3. Make your benefits the talk of the town
Rachel Brenke is an attorney and business strategist who employs five full-time employees between her two companies, Eden Law and The Brenke Group LLC.
A cancer survivor, mother of five, and author of seven books, Brenke is no stranger to the importance of a balanced personal life — and her employee perks align to that value.
In addition to unlimited PTO, quarterly bonuses, and a retirement contribution plan, Brenke gifted her operations manager a Peloton for surpassing the company’s revenue goals in both Q4 2020 and 2020.
“As a mother of five and an athlete who loves to be out training, I know how important it is for a wholly virtual and flexible business,” Brenke said, adding that the Peloton gift supported her Operator Manager’s desire to pursue her own fitness journey.
Meanwhile, Scott Kimberly knows that the custom suits he buys for his staff get worn outside of work, too.
“I have no doubt that [my employees] proudly share where their suit came from,” he said: “From a boss that gives a damn about his employees and wants them to feel valued.”
“Make your workplace a place that your employees will brag about to their friends,” Kimberly said.
It’ll not only make your business look good, but it might also help you recruit more talent.
4. Make sure your benefits are on-brand
Go Text Blast, Inc. offered a remote work option to their six full-time employees long before the pandemic, but last year, they upped the ante, also giving their employees a $100 to $150 monthly work-from-home stipend.

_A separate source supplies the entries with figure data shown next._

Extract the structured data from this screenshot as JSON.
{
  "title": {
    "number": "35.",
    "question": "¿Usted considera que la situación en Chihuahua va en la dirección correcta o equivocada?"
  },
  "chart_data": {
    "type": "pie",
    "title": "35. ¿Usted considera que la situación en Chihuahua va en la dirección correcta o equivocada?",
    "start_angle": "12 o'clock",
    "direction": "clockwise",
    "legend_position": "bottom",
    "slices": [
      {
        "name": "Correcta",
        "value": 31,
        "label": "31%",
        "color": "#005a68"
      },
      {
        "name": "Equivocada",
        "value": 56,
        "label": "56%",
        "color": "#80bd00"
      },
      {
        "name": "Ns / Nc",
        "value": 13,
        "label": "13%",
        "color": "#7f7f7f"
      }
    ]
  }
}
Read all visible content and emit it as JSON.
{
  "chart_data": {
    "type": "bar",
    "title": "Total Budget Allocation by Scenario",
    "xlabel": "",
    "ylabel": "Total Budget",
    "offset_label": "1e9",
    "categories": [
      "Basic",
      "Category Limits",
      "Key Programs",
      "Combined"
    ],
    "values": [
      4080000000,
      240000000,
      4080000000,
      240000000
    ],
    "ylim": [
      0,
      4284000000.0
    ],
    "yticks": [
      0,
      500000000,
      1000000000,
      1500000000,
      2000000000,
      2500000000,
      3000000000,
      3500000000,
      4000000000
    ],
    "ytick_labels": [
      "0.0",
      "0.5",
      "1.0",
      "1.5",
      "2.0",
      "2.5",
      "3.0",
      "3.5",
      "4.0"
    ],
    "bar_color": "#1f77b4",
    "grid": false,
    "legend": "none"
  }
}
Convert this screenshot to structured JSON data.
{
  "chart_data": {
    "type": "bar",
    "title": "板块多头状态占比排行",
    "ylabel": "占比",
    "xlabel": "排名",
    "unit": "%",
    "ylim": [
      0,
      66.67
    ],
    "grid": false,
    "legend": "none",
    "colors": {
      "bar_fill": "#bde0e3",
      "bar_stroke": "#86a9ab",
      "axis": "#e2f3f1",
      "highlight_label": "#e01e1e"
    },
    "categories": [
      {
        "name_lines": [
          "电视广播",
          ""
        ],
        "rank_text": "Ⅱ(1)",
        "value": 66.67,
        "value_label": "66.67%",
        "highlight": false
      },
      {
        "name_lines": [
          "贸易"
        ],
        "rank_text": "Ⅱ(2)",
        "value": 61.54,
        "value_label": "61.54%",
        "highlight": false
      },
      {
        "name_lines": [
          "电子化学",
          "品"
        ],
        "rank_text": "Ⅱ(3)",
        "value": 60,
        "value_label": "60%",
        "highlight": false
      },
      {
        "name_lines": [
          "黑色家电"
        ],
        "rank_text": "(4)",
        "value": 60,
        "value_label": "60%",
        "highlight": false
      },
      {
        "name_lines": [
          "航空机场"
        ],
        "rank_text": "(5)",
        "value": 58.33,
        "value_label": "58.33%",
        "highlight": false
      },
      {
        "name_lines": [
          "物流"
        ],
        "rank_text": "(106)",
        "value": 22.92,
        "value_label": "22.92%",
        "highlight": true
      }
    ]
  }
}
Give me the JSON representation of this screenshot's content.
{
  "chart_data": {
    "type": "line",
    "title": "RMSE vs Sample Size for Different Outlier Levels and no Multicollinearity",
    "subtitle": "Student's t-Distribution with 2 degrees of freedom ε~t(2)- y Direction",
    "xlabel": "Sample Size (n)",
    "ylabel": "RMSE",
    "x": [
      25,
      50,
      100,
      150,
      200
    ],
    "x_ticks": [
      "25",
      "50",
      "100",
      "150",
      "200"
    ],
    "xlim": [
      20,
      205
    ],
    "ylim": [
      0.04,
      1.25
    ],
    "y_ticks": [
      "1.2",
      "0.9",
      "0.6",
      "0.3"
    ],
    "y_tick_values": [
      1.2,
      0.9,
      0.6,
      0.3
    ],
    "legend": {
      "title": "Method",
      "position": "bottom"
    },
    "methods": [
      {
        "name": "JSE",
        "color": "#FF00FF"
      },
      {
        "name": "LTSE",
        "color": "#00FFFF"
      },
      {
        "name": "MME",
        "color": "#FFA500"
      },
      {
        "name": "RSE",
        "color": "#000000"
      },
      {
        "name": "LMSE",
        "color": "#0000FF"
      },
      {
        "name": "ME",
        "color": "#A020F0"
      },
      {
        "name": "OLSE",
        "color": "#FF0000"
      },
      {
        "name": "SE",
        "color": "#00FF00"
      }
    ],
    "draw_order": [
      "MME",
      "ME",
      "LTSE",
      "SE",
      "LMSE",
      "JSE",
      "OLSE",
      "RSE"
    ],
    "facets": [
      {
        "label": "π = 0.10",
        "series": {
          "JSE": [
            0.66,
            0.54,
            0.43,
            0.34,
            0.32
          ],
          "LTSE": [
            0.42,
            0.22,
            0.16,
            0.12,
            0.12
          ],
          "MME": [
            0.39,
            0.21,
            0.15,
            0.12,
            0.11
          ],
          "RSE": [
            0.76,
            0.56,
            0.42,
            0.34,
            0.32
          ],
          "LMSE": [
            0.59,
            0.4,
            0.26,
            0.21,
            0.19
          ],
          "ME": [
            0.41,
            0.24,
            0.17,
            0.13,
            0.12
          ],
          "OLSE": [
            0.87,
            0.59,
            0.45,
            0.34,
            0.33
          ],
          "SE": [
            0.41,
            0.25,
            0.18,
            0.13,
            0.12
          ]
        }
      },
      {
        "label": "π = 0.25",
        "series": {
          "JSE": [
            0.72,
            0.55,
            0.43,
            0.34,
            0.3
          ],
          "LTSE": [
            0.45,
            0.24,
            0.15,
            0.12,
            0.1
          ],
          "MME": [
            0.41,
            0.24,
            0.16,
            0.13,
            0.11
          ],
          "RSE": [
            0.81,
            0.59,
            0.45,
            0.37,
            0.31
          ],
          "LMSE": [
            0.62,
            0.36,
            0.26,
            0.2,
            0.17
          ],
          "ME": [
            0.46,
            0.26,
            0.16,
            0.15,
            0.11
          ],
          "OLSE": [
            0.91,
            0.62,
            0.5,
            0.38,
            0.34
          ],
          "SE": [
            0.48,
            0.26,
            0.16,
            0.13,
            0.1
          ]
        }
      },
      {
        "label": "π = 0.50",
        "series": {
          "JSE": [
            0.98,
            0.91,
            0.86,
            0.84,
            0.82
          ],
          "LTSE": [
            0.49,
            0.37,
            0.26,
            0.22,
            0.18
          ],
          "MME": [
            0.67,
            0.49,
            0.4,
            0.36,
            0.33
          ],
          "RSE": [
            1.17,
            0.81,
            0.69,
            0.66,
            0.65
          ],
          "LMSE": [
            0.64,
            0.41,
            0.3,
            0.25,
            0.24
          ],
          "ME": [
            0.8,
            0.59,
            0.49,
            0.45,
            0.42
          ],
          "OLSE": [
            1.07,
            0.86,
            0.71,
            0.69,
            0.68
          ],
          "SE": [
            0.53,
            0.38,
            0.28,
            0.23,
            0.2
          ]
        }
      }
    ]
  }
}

“We’re a tech startup, so ensuring my developers’ [technology] is always up to speed was very important,” said Go Text Blast, Inc. CEO and chairman Matthew Payne, who also encourages employees to use the stipend on office supplies and internet services.
Cycling technology company Hammerhead also walks the talk — or, cycles the cycle.
Bianca Nedjar, the head of people at Hammerhead, told Business Insider the company offers its 40 employees a $900 annual athletic endeavor stipend (think: a marathon or wilderness survival hike), along with an additional $200 per year toward cycling equipment purchases and maintenance.
Whether its technology, fitness or something else that’s integrated into your company’s DNA — make sure your company benefits reflect the job at hand.
5. Think of the long haul
“68% of millennials consider fertility benefits when choosing an employer,” said Parham Zar, the founder and managing director of The Egg Donor & Surrogacy Institute in Beverly Hills, California.
And EDSI is taking note, covering 50% of the total cost of IVF and medication for their employees.
With the average IVF cycle costing $12,000 or more — and medication starting at $1,500 or more per cycle, the cost savings to their team are astronomical.
Miami-based law firm Mark Migdal & Hayden is also confident that family planning is top of mind for their employees.
The firm offers four months of 100% paid parental leave for any employee welcoming a child through birth, surrogacy, or adoption, also allowing employees to schedule the four months of leave at any time throughout a six-month period.
“Studies have shown that [parental leave] is not only advantageous for employees and businesses, but also for combating postpartum depression and boosting emotional development in children through parental bonding,” said MM&H founding partner Etan Mark.
Caring for your employees — especially when they’re not in the office — is paramount for long-term retention.
6. Ask the people what they want
It’s easy to make assumptions about what a potential employee might want from a benefits standpoint, but how many companies stop to ask?
Every six months, Million Dollar Baby Co. distributes an 80-question survey to their 150 employees to gauge their satisfaction levels at the company. In the age of COVID, those questions range from “Do you have a best friend at the company?” to “Do you feel you have enough face time with your team?”
“We don’t want to assume that an employee likes something just because we’re doing it,” said Fong. “We want to establish benefits that are actually beneficial to our employees.”
“And when you establish trust, I think you can get a lot of honest feedback.”